Ma, poor old soul, seemed sort of shrunken over the fact that the red-plush settee hadn’t been mentioned in the diary. She just knew that she wasn’t going to get it. Or, worse, she might not get anything at all! Never having heard people talk so open and frank-like about such things, it was kind of funny to us. But, bu-lieve me, we got the grin out of our eyes in a hurry when the wilted little old lady began to cry. We saw then how much the settee meant to her. And realizing that she might get left out, after all, we wondered if we couldn’t buy the piece for her. We still had sixteen dollars.
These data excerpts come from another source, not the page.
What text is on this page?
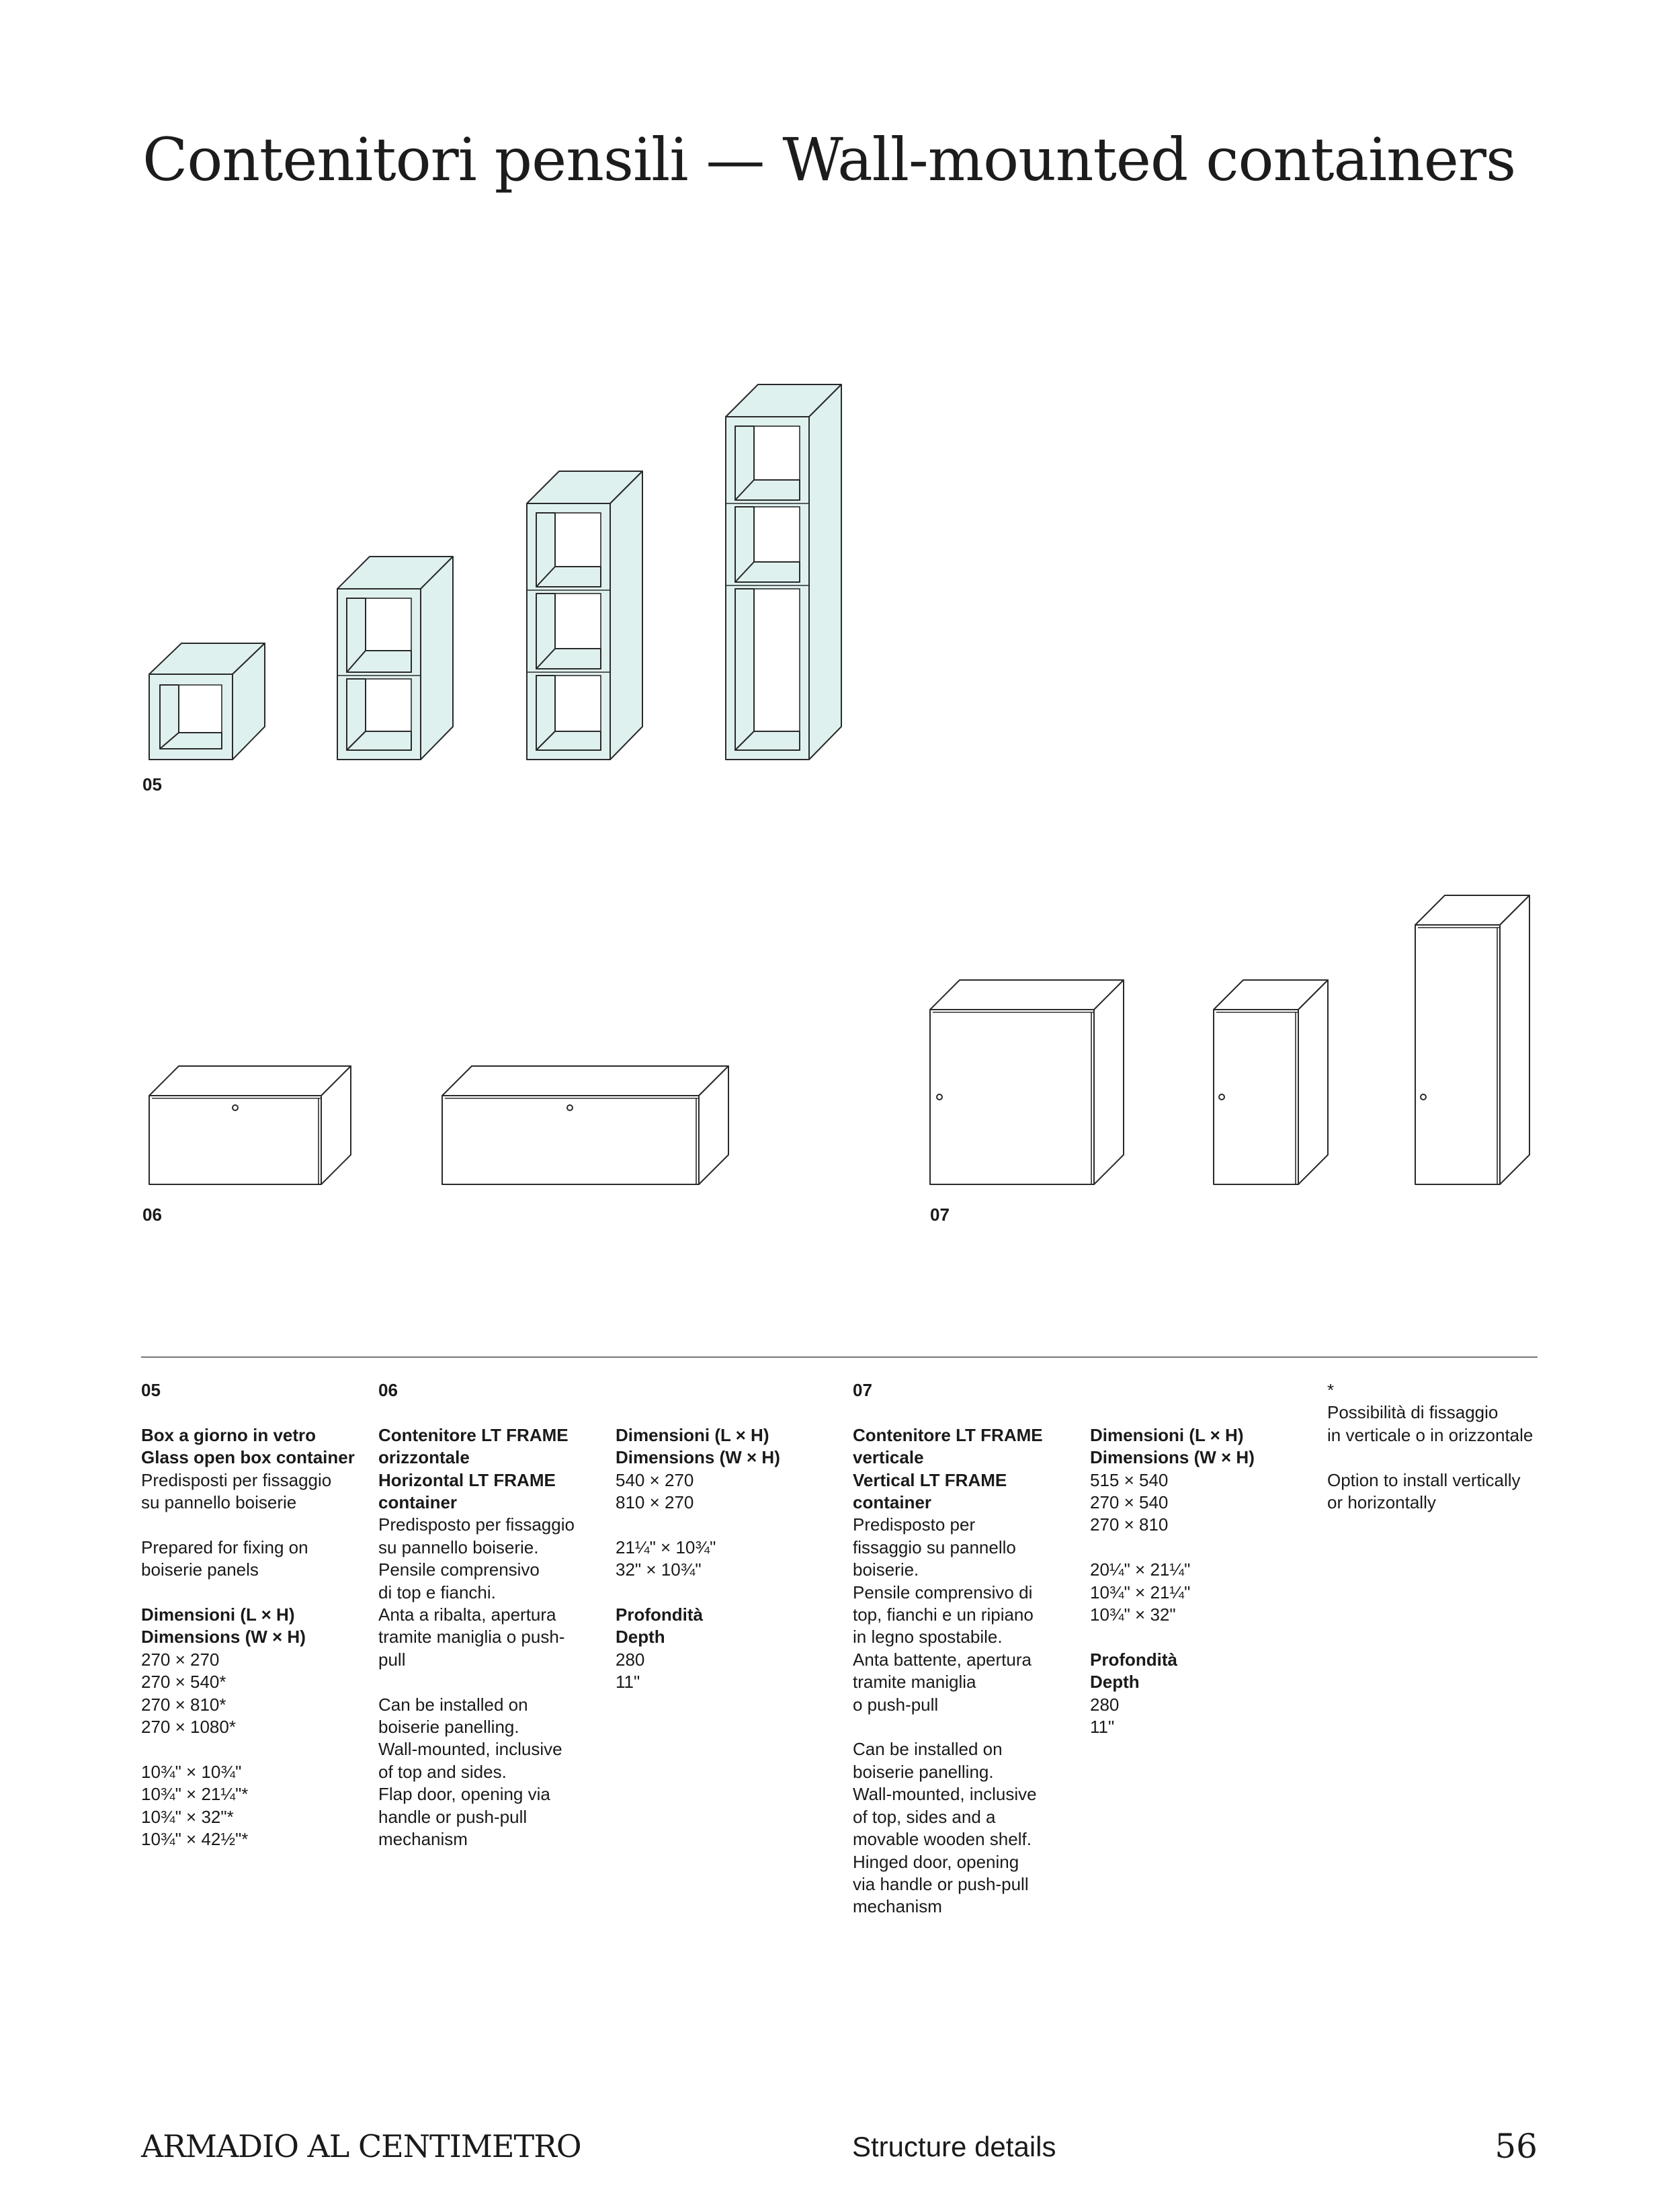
Contenitori pensili — Wall-mounted containers
05
06	07
05
Box a giorno in vetro
Glass open box container
Predisposti per fissaggio
su pannello boiserie
Prepared for fixing on
boiserie panels
Dimensioni (L × H)
Dimensions (W × H)
270 × 270
270 × 540*
270 × 810*
270 × 1080*
10¾" × 10¾"
10¾" × 21¼"*
10¾" × 32"*
10¾" × 42½"*
06
Contenitore LT FRAME
orizzontale
Horizontal LT FRAME
container
Predisposto per fissaggio
su pannello boiserie.
Pensile comprensivo
di top e fianchi.
Anta a ribalta, apertura
tramite maniglia o push-
pull
Can be installed on
boiserie panelling.
Wall-mounted, inclusive
of top and sides.
Flap door, opening via
handle or push-pull
mechanism
Dimensioni (L × H)
Dimensions (W × H)
540 × 270
810 × 270
21¼" × 10¾"
32" × 10¾"
Profondità
Depth
280
11"
07
Contenitore LT FRAME
verticale
Vertical LT FRAME
container
Predisposto per
fissaggio su pannello
boiserie.
Pensile comprensivo di
top, fianchi e un ripiano
in legno spostabile.
Anta battente, apertura
tramite maniglia
o push-pull
Can be installed on
boiserie panelling.
Wall-mounted, inclusive
of top, sides and a
movable wooden shelf.
Hinged door, opening
via handle or push-pull
mechanism
Dimensioni (L × H)
Dimensions (W × H)
515 × 540
270 × 540
270 × 810
20¼" × 21¼"
10¾" × 21¼"
10¾" × 32"
Profondità
Depth
280
11"
*
Possibilità di fissaggio
in verticale o in orizzontale
Option to install vertically
or horizontally
ARMADIO AL CENTIMETRO	Structure details	56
To our surprise, young fatty breezed in just before supper, having brought another doctor—a tall, willowy geezer with mutton-chop whiskers and a jug-handle nose. And speaking of noses, I wish you could have seen squashy’s bugle. It was all over his face. Like a big toadstool. And when he walked he sort of spraddled.

“Where was the wreck?” grinned Poppy.

That made the kid furious. For he knew, of course, who had sicked the hornets on him.

“I’ll ‘wreck’ you,” he fired at us, “if you don’t crawl into a hole and shut up.”